Levine v. United States
Headline: Court narrows criminal liability in a conspiracy fraud case, vacating and remanding some substantive convictions and ruling people cannot be convicted for crimes before joining or after leaving a conspiracy.
Holding: The Court vacated and remanded several substantive convictions, holding that individuals cannot be criminally liable for substantive offenses committed by conspiracy members before joining or after withdrawing, and sent the case back for further review.
- Reverses specific convictions for defendants who joined or left a conspiracy at different times.
- Requires appellate review of remaining substantive convictions in light of the concession.
- Limits when co-conspirators can be held criminally responsible for others’ actions.
Summary
Background
Ten people were tried on a ten-count indictment that charged a conspiracy to commit securities and mail fraud and also charged each person with nine substantive offenses tied to that scheme. A federal appeals court affirmed the conspiracy convictions and most of the substantive convictions. Four defendants asked the Supreme Court to review part of the case, and another defendant later joined one petition. The Supreme Court agreed to decide only the narrow question about whether defendants can be held criminally responsible for substantive offenses committed by other members before they joined or after they withdrew from the conspiracy.
Reasoning
The Solicitor General told the Court two important things: one, a person cannot be criminally punished for substantive crimes that occurred before they joined a conspiracy or after they withdrew, and two, in this particular case some convictions must be reversed for that reason. Based on that concession and a review of the record, the Court vacated the parts of the appeals-court judgment that affirmed the substantive convictions.

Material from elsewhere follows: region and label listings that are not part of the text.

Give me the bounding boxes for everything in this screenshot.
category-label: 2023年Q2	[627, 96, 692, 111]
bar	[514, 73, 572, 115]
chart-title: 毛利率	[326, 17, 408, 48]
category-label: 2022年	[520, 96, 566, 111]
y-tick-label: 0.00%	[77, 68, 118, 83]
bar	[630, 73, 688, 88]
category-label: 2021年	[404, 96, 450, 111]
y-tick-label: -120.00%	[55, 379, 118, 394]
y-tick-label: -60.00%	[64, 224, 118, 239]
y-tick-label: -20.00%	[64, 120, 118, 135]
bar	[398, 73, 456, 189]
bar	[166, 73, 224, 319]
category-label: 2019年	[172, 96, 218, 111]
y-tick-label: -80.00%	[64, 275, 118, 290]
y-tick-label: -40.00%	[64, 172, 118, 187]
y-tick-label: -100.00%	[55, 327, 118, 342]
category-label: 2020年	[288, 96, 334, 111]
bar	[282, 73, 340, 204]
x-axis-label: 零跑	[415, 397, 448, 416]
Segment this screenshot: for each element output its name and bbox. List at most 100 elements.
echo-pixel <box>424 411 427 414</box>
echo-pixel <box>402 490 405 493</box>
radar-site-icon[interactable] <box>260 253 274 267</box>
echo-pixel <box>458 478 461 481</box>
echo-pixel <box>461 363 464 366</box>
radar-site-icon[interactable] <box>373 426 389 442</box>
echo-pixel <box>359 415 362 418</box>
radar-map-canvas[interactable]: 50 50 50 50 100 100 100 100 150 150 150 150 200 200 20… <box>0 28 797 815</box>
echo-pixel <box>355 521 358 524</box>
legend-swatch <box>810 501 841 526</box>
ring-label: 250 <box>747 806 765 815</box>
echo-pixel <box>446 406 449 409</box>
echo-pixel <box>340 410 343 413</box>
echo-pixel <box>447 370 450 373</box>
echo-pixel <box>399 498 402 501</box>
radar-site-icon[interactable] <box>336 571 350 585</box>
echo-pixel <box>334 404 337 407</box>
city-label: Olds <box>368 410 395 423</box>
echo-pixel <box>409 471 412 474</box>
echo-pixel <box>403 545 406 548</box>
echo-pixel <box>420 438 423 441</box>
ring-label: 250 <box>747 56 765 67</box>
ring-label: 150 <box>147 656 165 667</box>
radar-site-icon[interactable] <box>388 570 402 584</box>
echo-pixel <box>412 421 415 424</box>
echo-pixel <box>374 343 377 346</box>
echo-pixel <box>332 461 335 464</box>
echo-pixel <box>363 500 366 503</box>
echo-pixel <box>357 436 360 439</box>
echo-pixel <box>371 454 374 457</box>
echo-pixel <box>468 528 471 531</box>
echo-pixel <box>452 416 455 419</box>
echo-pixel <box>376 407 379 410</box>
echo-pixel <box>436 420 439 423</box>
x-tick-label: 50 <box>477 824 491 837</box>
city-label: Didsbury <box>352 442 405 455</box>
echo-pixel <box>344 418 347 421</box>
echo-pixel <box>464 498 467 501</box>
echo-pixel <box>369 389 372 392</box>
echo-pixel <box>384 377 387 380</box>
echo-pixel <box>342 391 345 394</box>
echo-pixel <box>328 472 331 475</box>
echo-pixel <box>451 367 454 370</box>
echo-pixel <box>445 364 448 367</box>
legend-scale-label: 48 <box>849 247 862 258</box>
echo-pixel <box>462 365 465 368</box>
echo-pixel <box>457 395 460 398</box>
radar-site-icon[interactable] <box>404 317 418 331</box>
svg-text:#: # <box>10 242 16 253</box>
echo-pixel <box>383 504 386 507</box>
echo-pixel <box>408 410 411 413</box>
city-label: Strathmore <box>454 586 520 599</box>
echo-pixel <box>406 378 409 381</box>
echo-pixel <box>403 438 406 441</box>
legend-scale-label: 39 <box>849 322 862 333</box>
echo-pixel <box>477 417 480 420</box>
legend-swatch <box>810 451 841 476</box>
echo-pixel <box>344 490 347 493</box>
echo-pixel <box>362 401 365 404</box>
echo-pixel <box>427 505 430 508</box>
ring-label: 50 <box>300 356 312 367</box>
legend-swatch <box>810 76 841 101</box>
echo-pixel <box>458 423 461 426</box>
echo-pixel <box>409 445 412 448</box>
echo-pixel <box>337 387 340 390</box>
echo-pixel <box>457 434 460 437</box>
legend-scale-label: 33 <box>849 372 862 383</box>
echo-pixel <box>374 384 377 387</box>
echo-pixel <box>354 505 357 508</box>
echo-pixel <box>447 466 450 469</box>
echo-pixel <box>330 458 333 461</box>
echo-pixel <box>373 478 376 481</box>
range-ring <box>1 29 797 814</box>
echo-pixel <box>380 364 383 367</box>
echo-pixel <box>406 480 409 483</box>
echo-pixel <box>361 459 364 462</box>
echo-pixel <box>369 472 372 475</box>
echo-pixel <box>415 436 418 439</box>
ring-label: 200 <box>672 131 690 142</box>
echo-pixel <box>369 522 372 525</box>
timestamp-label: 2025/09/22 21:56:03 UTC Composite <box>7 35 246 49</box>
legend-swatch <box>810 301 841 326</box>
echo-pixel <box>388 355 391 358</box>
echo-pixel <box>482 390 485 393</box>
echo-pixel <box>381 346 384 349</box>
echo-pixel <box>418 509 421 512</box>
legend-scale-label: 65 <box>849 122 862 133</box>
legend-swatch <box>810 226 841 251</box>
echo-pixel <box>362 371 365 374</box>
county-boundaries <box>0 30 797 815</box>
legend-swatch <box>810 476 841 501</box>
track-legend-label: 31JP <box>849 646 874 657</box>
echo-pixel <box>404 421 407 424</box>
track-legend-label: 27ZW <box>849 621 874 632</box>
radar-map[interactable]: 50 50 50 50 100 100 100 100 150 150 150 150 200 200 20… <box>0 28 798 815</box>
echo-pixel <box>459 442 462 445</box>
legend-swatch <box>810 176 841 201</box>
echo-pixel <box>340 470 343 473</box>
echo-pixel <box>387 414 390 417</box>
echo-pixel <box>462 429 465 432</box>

The Court sent the case back to the appeals court with instructions to reverse the specific convictions the Solicitor General identified and to decide whether additional substantive convictions should be overturned in light of the evidence, the jury instructions, and applicable law.
Real world impact
The ruling limits when people linked to a conspiracy can be held responsible for other members’ crimes, protecting those who joined later or left earlier. It produces immediate reversals for certain counts conceded by the Solicitor General for specific defendants and requires the appeals court to reexamine the remaining substantive convictions. The decision is a narrow remedy and does not resolve every charge; the lower court must complete the review and may alter more convictions.